A joint report by the Institute for Fiscal Studies (IFS) and the Health Foundation found there was “no more room” to increase health spending by taking from other Government budgets and concludes that “taxes will have to rise”.
The new analysis of what the NHS needs to cope with future demands predicts that UK spending on healthcare will have to rise by an average 3.3 per cent a year over the next 15 years just to maintain NHS provision at current levels.
But in order to get the health service back on track from currently missed targets, to modernise and meet the needs of an ageing population, funding increases of 4 per cent a year would be required over the next 15 years.
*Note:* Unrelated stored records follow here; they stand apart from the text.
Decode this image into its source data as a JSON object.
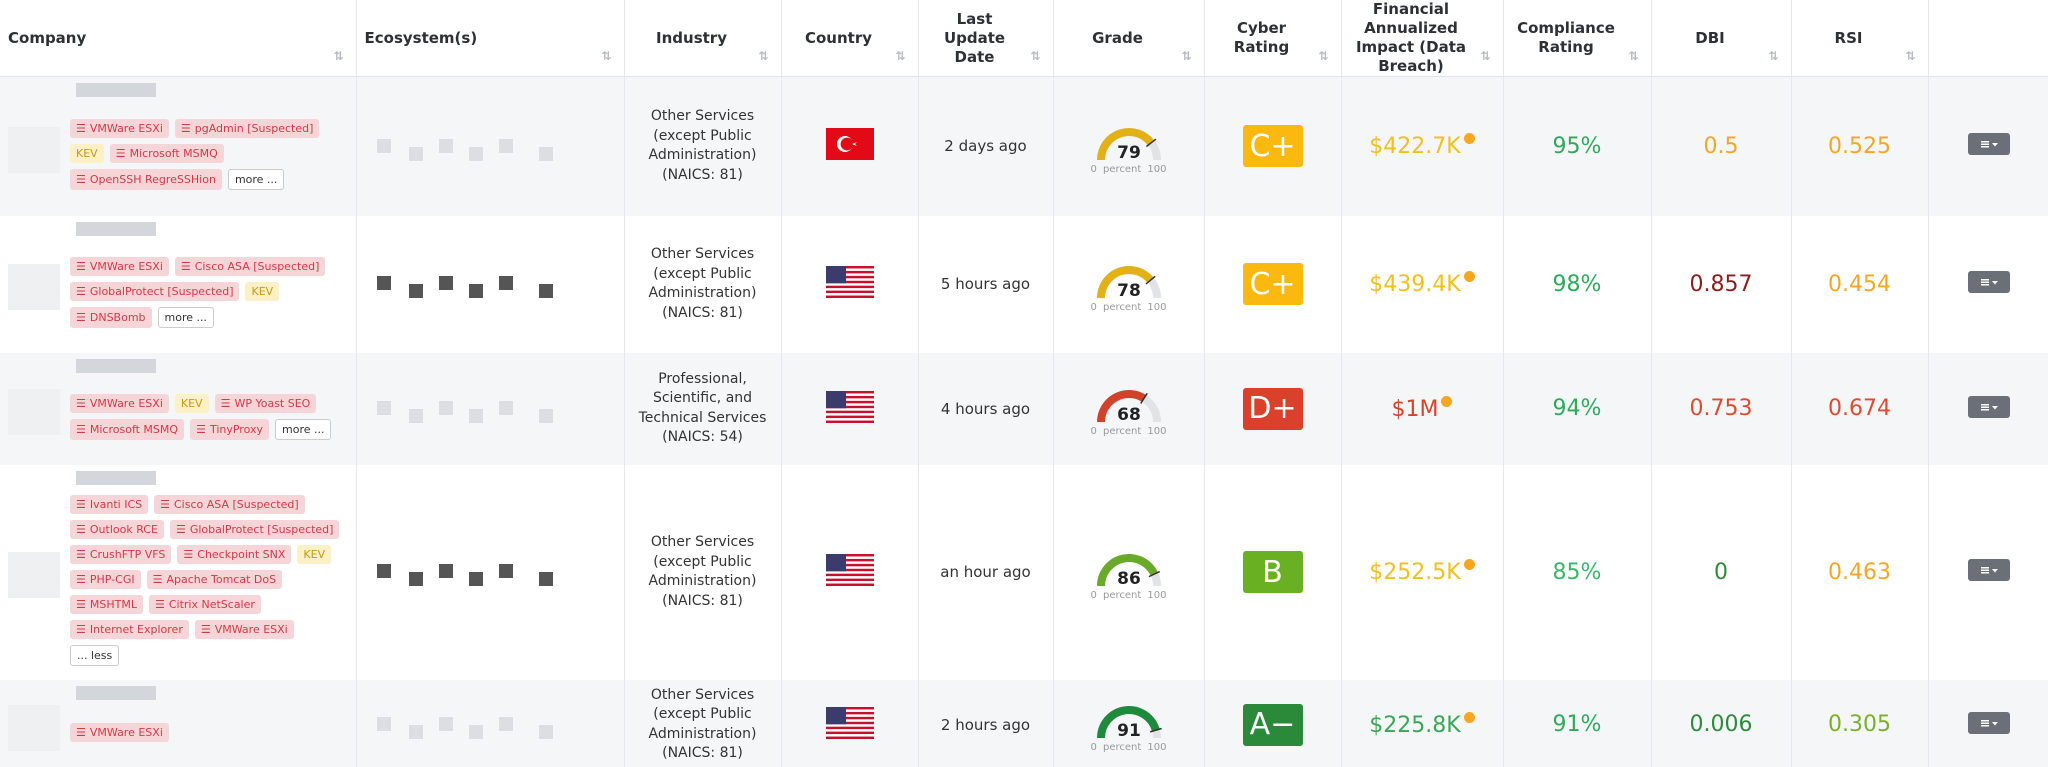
{
  "header": {
    "columns": [
      "Company",
      "Ecosystem(s)",
      "Industry",
      "Country",
      "Last Update Date",
      "Grade",
      "Cyber Rating",
      "Financial Annualized Impact (Data Breach)",
      "Compliance Rating",
      "DBI",
      "RSI"
    ]
  },
  "gauge": {
    "min": 0,
    "unit": "percent",
    "max": 100
  },
  "table": {
    "rows": [
      {
        "tags": [
          {
            "label": "VMWare ESXi",
            "color": "red"
          },
          {
            "label": "pgAdmin [Suspected]",
            "color": "red"
          },
          {
            "label": "KEV",
            "color": "yellow"
          },
          {
            "label": "Microsoft MSMQ",
            "color": "red"
          },
          {
            "label": "OpenSSH RegreSSHion",
            "color": "red"
          }
        ],
        "toggle": "more ...",
        "industry": "Other Services (except Public Administration) (NAICS: 81)",
        "updated": "2 days ago",
        "grade": 79,
        "rating": "C+",
        "financial": "$422.7K",
        "compliance": "95%",
        "dbi": "0.5",
        "rsi": "0.525",
        "colors": {
          "grade": "#e2b118",
          "rating": "#fbb910",
          "financial": "#f2c01c",
          "compliance": "#2eaa5c",
          "dbi": "#f5a623",
          "rsi": "#f5a623"
        }
      },
      {
        "tags": [
          {
            "label": "VMWare ESXi",
            "color": "red"
          },
          {
            "label": "Cisco ASA [Suspected]",
            "color": "red"
          },
          {
            "label": "GlobalProtect [Suspected]",
            "color": "red"
          },
          {
            "label": "KEV",
            "color": "yellow"
          },
          {
            "label": "DNSBomb",
            "color": "red"
          }
        ],
        "toggle": "more ...",
        "industry": "Other Services (except Public Administration) (NAICS: 81)",
        "updated": "5 hours ago",
        "grade": 78,
        "rating": "C+",
        "financial": "$439.4K",
        "compliance": "98%",
        "dbi": "0.857",
        "rsi": "0.454",
        "colors": {
          "grade": "#e2b118",
          "rating": "#fbb910",
          "financial": "#f2c01c",
          "compliance": "#2eaa5c",
          "dbi": "#8b1d1d",
          "rsi": "#f5a623"
        }
      },
      {
        "tags": [
          {
            "label": "VMWare ESXi",
            "color": "red"
          },
          {
            "label": "KEV",
            "color": "yellow"
          },
          {
            "label": "WP Yoast SEO",
            "color": "red"
          },
          {
            "label": "Microsoft MSMQ",
            "color": "red"
          },
          {
            "label": "TinyProxy",
            "color": "red"
          }
        ],
        "toggle": "more ...",
        "industry": "Professional, Scientific, and Technical Services (NAICS: 54)",
        "updated": "4 hours ago",
        "grade": 68,
        "rating": "D+",
        "financial": "$1M",
        "compliance": "94%",
        "dbi": "0.753",
        "rsi": "0.674",
        "colors": {
          "grade": "#d0432b",
          "rating": "#d9412b",
          "financial": "#d9412b",
          "compliance": "#2eaa5c",
          "dbi": "#e04a2f",
          "rsi": "#e04a2f"
        }
      },
      {
        "tags": [
          {
            "label": "Ivanti ICS",
            "color": "red"
          },
          {
            "label": "Cisco ASA [Suspected]",
            "color": "red"
          },
          {
            "label": "Outlook RCE",
            "color": "red"
          },
          {
            "label": "GlobalProtect [Suspected]",
            "color": "red"
          },
          {
            "label": "CrushFTP VFS",
            "color": "red"
          },
          {
            "label": "Checkpoint SNX",
            "color": "red"
          },
          {
            "label": "KEV",
            "color": "yellow"
          },
          {
            "label": "PHP-CGI",
            "color": "red"
          },
          {
            "label": "Apache Tomcat DoS",
            "color": "red"
          },
          {
            "label": "MSHTML",
            "color": "red"
          },
          {
            "label": "Citrix NetScaler",
            "color": "red"
          },
          {
            "label": "Internet Explorer",
            "color": "red"
          },
          {
            "label": "VMWare ESXi",
            "color": "red"
          }
        ],
        "toggle": "... less",
        "industry": "Other Services (except Public Administration) (NAICS: 81)",
        "updated": "an hour ago",
        "grade": 86,
        "rating": "B",
        "financial": "$252.5K",
        "compliance": "85%",
        "dbi": "0",
        "rsi": "0.463",
        "colors": {
          "grade": "#6aaa2a",
          "rating": "#6ab023",
          "financial": "#f2c01c",
          "compliance": "#3bb56a",
          "dbi": "#2e8b3a",
          "rsi": "#f5a623"
        }
      },
      {
        "tags": [
          {
            "label": "VMWare ESXi",
            "color": "red"
          }
        ],
        "industry": "Other Services (except Public Administration) (NAICS: 81)",
        "updated": "2 hours ago",
        "grade": 91,
        "rating": "A−",
        "financial": "$225.8K",
        "compliance": "91%",
        "dbi": "0.006",
        "rsi": "0.305",
        "colors": {
          "grade": "#1f8a3c",
          "rating": "#2a8a3a",
          "financial": "#3aa655",
          "compliance": "#2eaa5c",
          "dbi": "#2e8b3a",
          "rsi": "#7ab02a"
        }
      }
    ]
  }
}
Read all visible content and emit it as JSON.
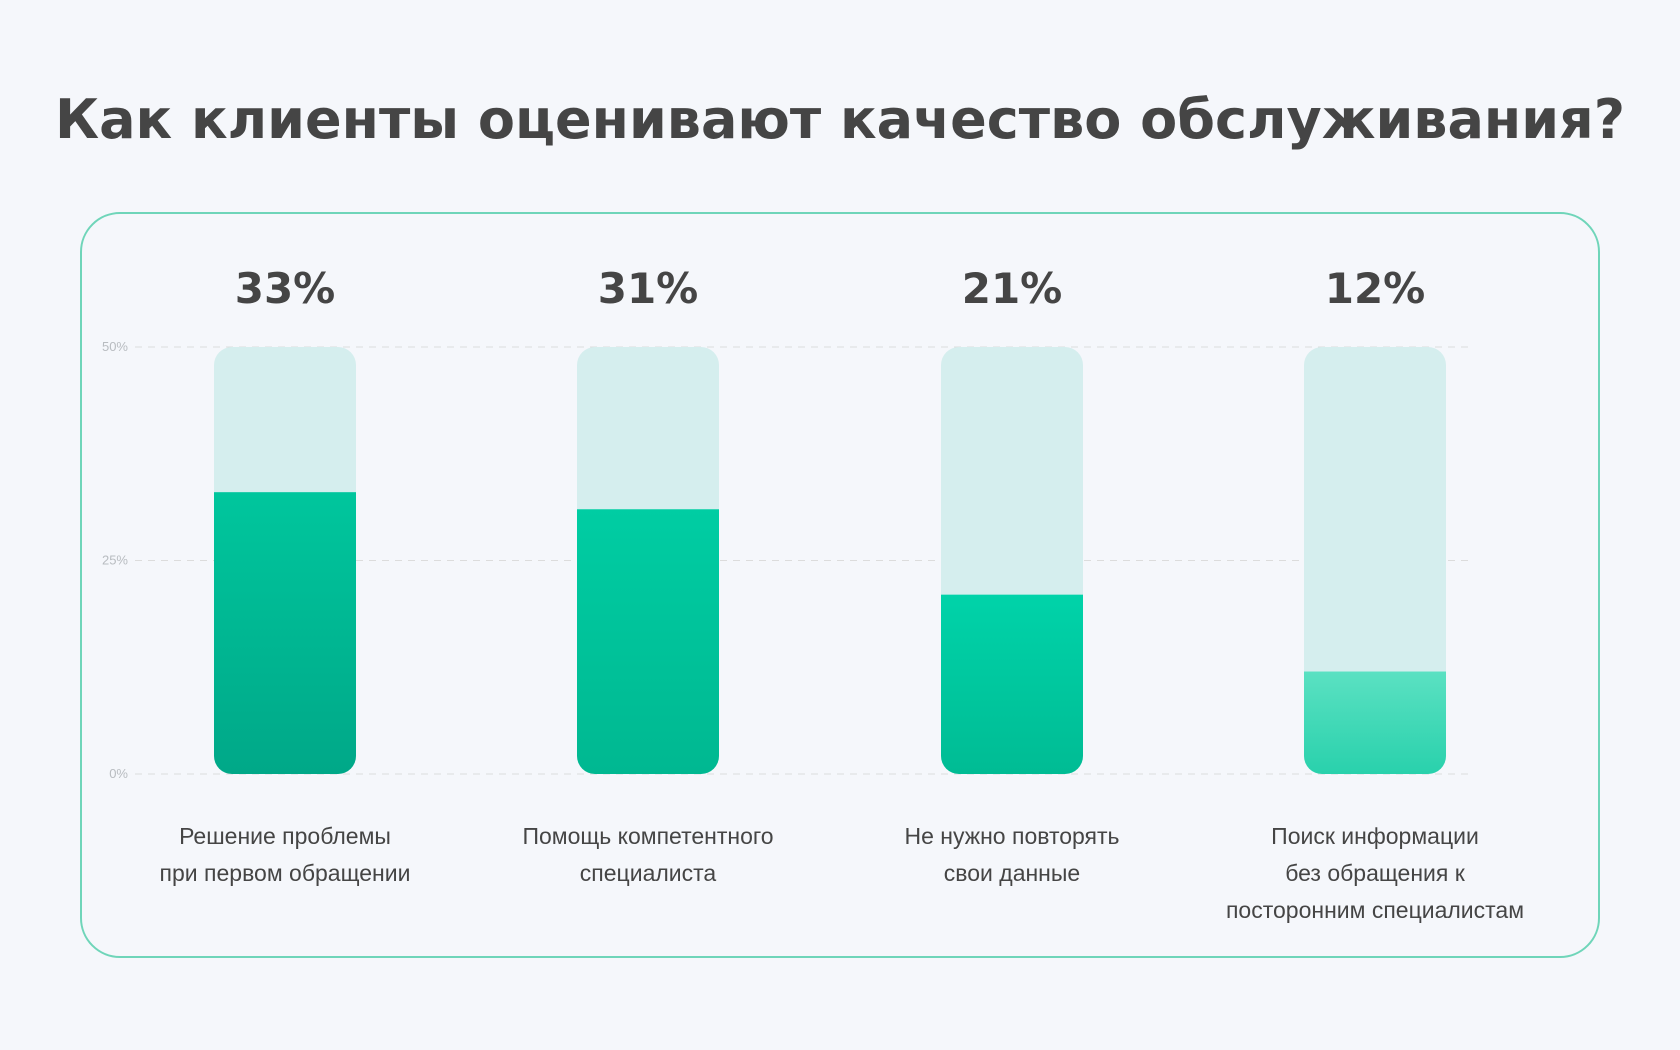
{
  "title": "Как клиенты оценивают качество обслуживания?",
  "colors": {
    "background": "#f5f7fb",
    "frame_border": "#6fd5b9",
    "track": "#d5eeee",
    "bar_gradients": [
      [
        "#00c69d",
        "#00a888"
      ],
      [
        "#00cda3",
        "#00b891"
      ],
      [
        "#00d3a9",
        "#00bc94"
      ],
      [
        "#5be1c2",
        "#29d1ac"
      ]
    ],
    "value_text": "#454545",
    "tick_text": "#b8bcc0",
    "gridline": "#dcdcdc"
  },
  "chart_data": {
    "type": "bar",
    "title": "Как клиенты оценивают качество обслуживания?",
    "categories": [
      [
        "Решение проблемы",
        "при первом обращении"
      ],
      [
        "Помощь компетентного",
        "специалиста"
      ],
      [
        "Не нужно повторять",
        "свои данные"
      ],
      [
        "Поиск информации",
        "без обращения к",
        "посторонним специалистам"
      ]
    ],
    "values": [
      33,
      31,
      21,
      12
    ],
    "value_labels": [
      "33%",
      "31%",
      "21%",
      "12%"
    ],
    "yticks": [
      "0%",
      "25%",
      "50%"
    ],
    "ylim": [
      0,
      50
    ],
    "grid": true,
    "xlabel": "",
    "ylabel": ""
  }
}
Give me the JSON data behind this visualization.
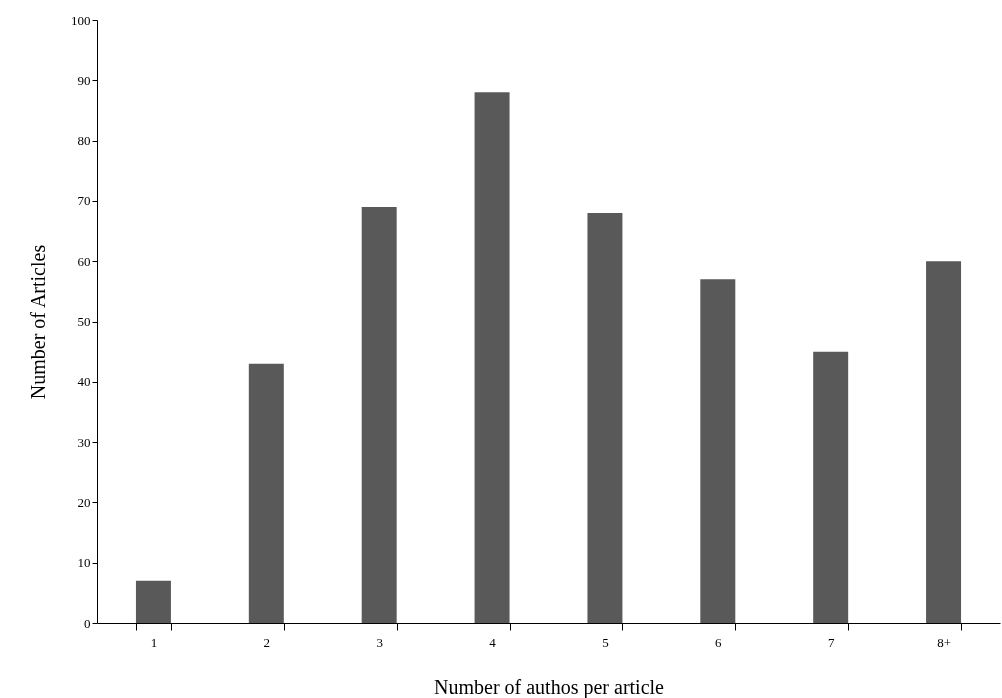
{
  "chart_data": {
    "type": "bar",
    "xlabel": "Number of authos per article",
    "ylabel": "Number of Articles",
    "categories": [
      "1",
      "2",
      "3",
      "4",
      "5",
      "6",
      "7",
      "8+"
    ],
    "values": [
      7,
      43,
      69,
      88,
      68,
      57,
      45,
      60
    ],
    "color": "#595959",
    "ylim": [
      0,
      100
    ],
    "yticks": [
      0,
      10,
      20,
      30,
      40,
      50,
      60,
      70,
      80,
      90,
      100
    ],
    "grid": false,
    "legend": false
  }
}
The tax rises would likely come through hiking VAT, income tax or national insurance, Paul Johnson, director of the IFS and an author of the report, said.
The middle classes are most likely to bear the brunt of the hikes, as taxing the wealthy, who are "very mobile" will not raise enough - the money would need to come from a "broad amount of people", Mr Johnson told the Today programme on Radio 4 on Thursday.
"We have to make a choice, " he said. "We could choose not to do this through taxes, and have a different sort of health service.
"But if we are going to have an NHS in 15 years, which does the things we are used to it doing, that is going to cost money.
"We cannot bumble on as we have done before."
Public satisfaction with the NHS has steadily improved over the two decades as core measures of performance such as waiting times for referrals got lower, however these positive trends are now beginning to reverse, according to the report’s authors.
"The implication is clear: in the medium term, if we want even to maintain health and social care provision at current levels, taxes will have to rise," they wrote.
The document states that relying solely on taxation to pay for a "modernised NHS" would increase the UK tax burden as a share of GDP to "historically high levels".
Funding these projected increases in health spending through the tax system would require taxes to rise by between 1.6 and 2.6 per cent of GDP - the equivalent of between £1,200 and £2,000 per household per year within 15 years.
The report found that by 2033/34, there will be 4.4 million more people in the UK aged 65 and over.
Mr Johnson added: "We are finally coming face to face with one of the biggest choices in a generation.
"If we are to have a health and social care system which meets our needs and aspirations, we will have to pay a lot more for it over the next 15 years. This time we won't be able to rely on cutting spending elsewhere.”
A Department for Health and Social Care spokesman said: "The Prime Minister and Health and Social Care Secretary have committed to a long term plan with a sustainable multi-year settlement for the NHS to help it manage growing patient demand, which will be agreed with NHS leaders, clinicians, and health experts."